64. Minimum Path Sum

Given a m x n grid filled with non-negative numbers, find a path from top left to bottom right which minimizes the sum of all numbers along its path.

Note: You can only move either down or right at any point in time.

Example:

Input:
[
  [1,3,1],
  [1,5,1],
  [4,2,1]
]
Output: 7
Explanation: Because the path 1→3→1→1→1 minimizes the sum.

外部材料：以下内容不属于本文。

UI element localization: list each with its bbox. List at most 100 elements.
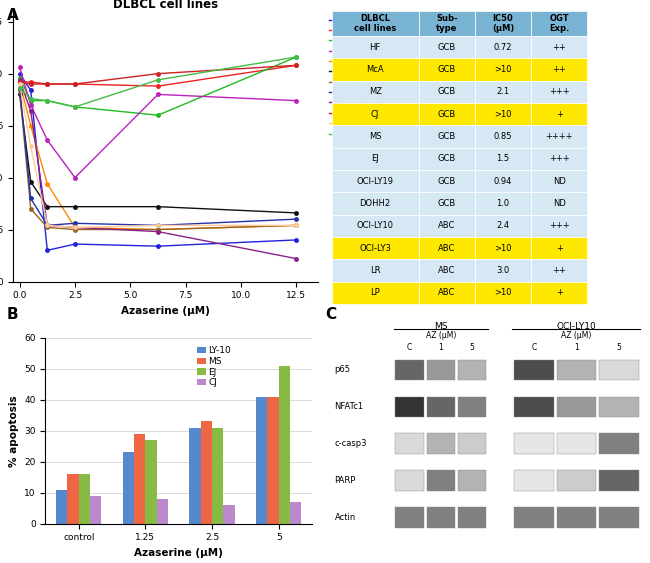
Line: CJ: CJ — [18, 66, 298, 179]
MZ — [154, 112, 162, 119]
Text: 0.94: 0.94 — [494, 177, 512, 186]
Text: >10: >10 — [495, 110, 512, 119]
Line: EJ: EJ — [18, 93, 298, 215]
MS — [16, 79, 23, 86]
McA — [71, 81, 79, 87]
Text: +++: +++ — [549, 87, 569, 96]
Text: Sub-
type: Sub- type — [436, 14, 458, 33]
EJ — [71, 203, 79, 210]
Text: MS: MS — [434, 322, 447, 331]
Legend: HF, McA, MZ, CJ, MS, EJ, LY19, DOHH2, OCI-LY10, OCI-LY3, LR, LP: HF, McA, MZ, CJ, MS, EJ, LY19, DOHH2, OC… — [329, 16, 385, 138]
Bar — [426, 396, 455, 417]
Text: 1.5: 1.5 — [497, 154, 510, 163]
Text: c-casp3: c-casp3 — [335, 439, 367, 448]
Bar — [332, 36, 419, 59]
Line: OCI-LY3: OCI-LY3 — [18, 64, 298, 86]
Text: +: + — [556, 244, 563, 253]
OCI-LY3 — [16, 79, 23, 86]
Bar — [419, 11, 475, 36]
Text: GCB: GCB — [438, 177, 456, 186]
Bar — [123, 453, 134, 524]
OCI-LY3 — [154, 70, 162, 77]
EJ — [154, 203, 162, 210]
Bar — [419, 36, 475, 59]
Bar — [475, 260, 531, 282]
DOHH2 — [154, 222, 162, 229]
Bar — [475, 59, 531, 81]
CJ — [292, 97, 300, 104]
Bar — [419, 193, 475, 215]
Y-axis label: % apoptosis: % apoptosis — [8, 395, 19, 467]
DOHH2 — [16, 85, 23, 92]
HF — [27, 87, 34, 93]
Text: HF: HF — [370, 43, 381, 52]
Bar — [531, 237, 588, 260]
Bar — [514, 396, 554, 417]
LR — [154, 222, 162, 229]
OCI-LY10 — [16, 77, 23, 83]
MZ — [292, 53, 300, 60]
Text: 0.72: 0.72 — [494, 43, 512, 52]
Line: MZ: MZ — [18, 55, 298, 117]
Bar — [426, 360, 455, 380]
EJ — [27, 178, 34, 185]
Bar — [599, 507, 639, 528]
Text: GCB: GCB — [438, 154, 456, 163]
Bar — [599, 396, 639, 417]
Text: 2.4: 2.4 — [497, 221, 510, 230]
Text: AZ (μM): AZ (μM) — [561, 331, 592, 340]
Bar — [332, 260, 419, 282]
Text: OGT
Exp.: OGT Exp. — [549, 14, 569, 33]
Line: LP: LP — [18, 55, 298, 109]
Text: 1.0: 1.0 — [497, 199, 510, 208]
Bar — [90, 495, 101, 524]
Bar — [556, 507, 596, 528]
Text: Actin: Actin — [335, 513, 356, 522]
Text: 1: 1 — [574, 343, 578, 352]
Bar — [157, 499, 168, 524]
Text: ABC: ABC — [438, 244, 456, 253]
HF — [71, 241, 79, 248]
OCI-LY10 — [27, 108, 34, 114]
Bar — [475, 103, 531, 126]
Bar — [599, 434, 639, 454]
Text: +: + — [556, 110, 563, 119]
Bar — [458, 396, 486, 417]
LR — [44, 222, 51, 229]
Bar — [332, 126, 419, 148]
Text: OCI-LY10: OCI-LY10 — [556, 322, 596, 331]
X-axis label: Azaserine (μM): Azaserine (μM) — [135, 548, 223, 558]
Bar — [556, 471, 596, 491]
OCI-LY3 — [44, 81, 51, 87]
Text: GCB: GCB — [438, 110, 456, 119]
DOHH2 — [27, 195, 34, 202]
McA — [44, 81, 51, 87]
X-axis label: Azaserine (μM): Azaserine (μM) — [122, 306, 210, 316]
Bar — [475, 126, 531, 148]
Bar — [267, 396, 279, 524]
Bar — [599, 360, 639, 380]
Text: C: C — [531, 343, 536, 352]
Bar — [426, 507, 455, 528]
Bar — [475, 282, 531, 304]
MZ — [16, 74, 23, 81]
Bar — [531, 148, 588, 170]
MZ — [44, 97, 51, 104]
McA — [16, 79, 23, 86]
HF — [16, 70, 23, 77]
Text: OCI-LY3: OCI-LY3 — [359, 244, 391, 253]
CJ — [44, 137, 51, 144]
Line: HF: HF — [18, 72, 298, 252]
Text: GCB: GCB — [438, 43, 456, 52]
Bar — [531, 170, 588, 193]
Bar — [531, 215, 588, 237]
Text: A: A — [6, 8, 18, 24]
Bar — [475, 11, 531, 36]
Bar — [419, 260, 475, 282]
Text: GCB: GCB — [438, 199, 456, 208]
Text: McA: McA — [367, 65, 384, 74]
HF — [44, 247, 51, 254]
OCI-LY3 — [71, 81, 79, 87]
LR — [16, 81, 23, 87]
Bar — [426, 434, 455, 454]
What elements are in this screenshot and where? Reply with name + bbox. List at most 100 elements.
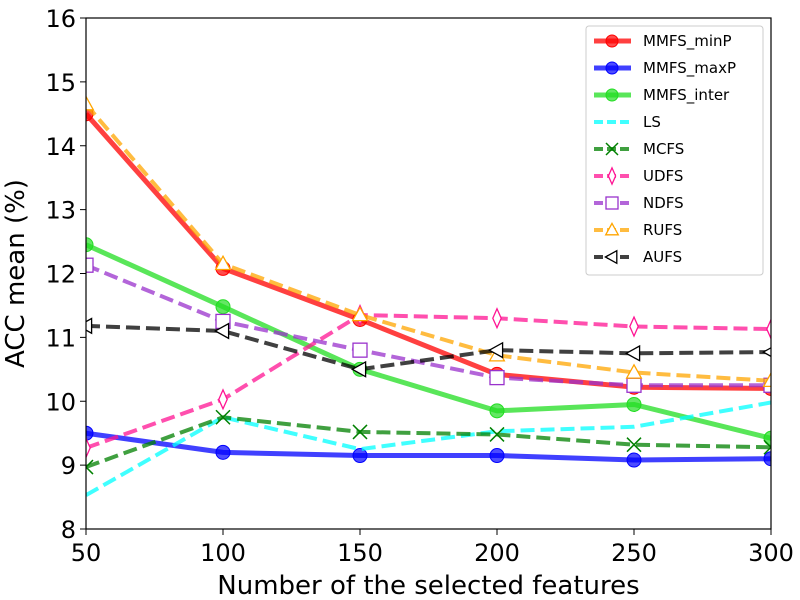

求从矩阵的左上角到右下角的最小路径和，每次只能向右和向下移动。

C++:

class Solution {
public:
    int minPathSum(vector<vector<int>>& grid) {
        int n = grid.size() ;
        int m = grid[0].size() ;
        vector<int> dp(m+1 , 0) ;
        dp[0] = grid[0][0] ;
        for(int j = 1 ; j < m ; j++){
            dp[j] = dp[j-1] + grid[0][j] ;
        }
        
        for(int i = 1 ; i < n ; i++){
            for(int j = 0 ; j < m ; j++){
                if(j == 0){
                    dp[j] = dp[j] + grid[i][j] ;
                }else{
                    dp[j] = min(dp[j],dp[j-1]) + grid[i][j] ;
                }
            }
        }
        return dp[m-1] ;
    }
};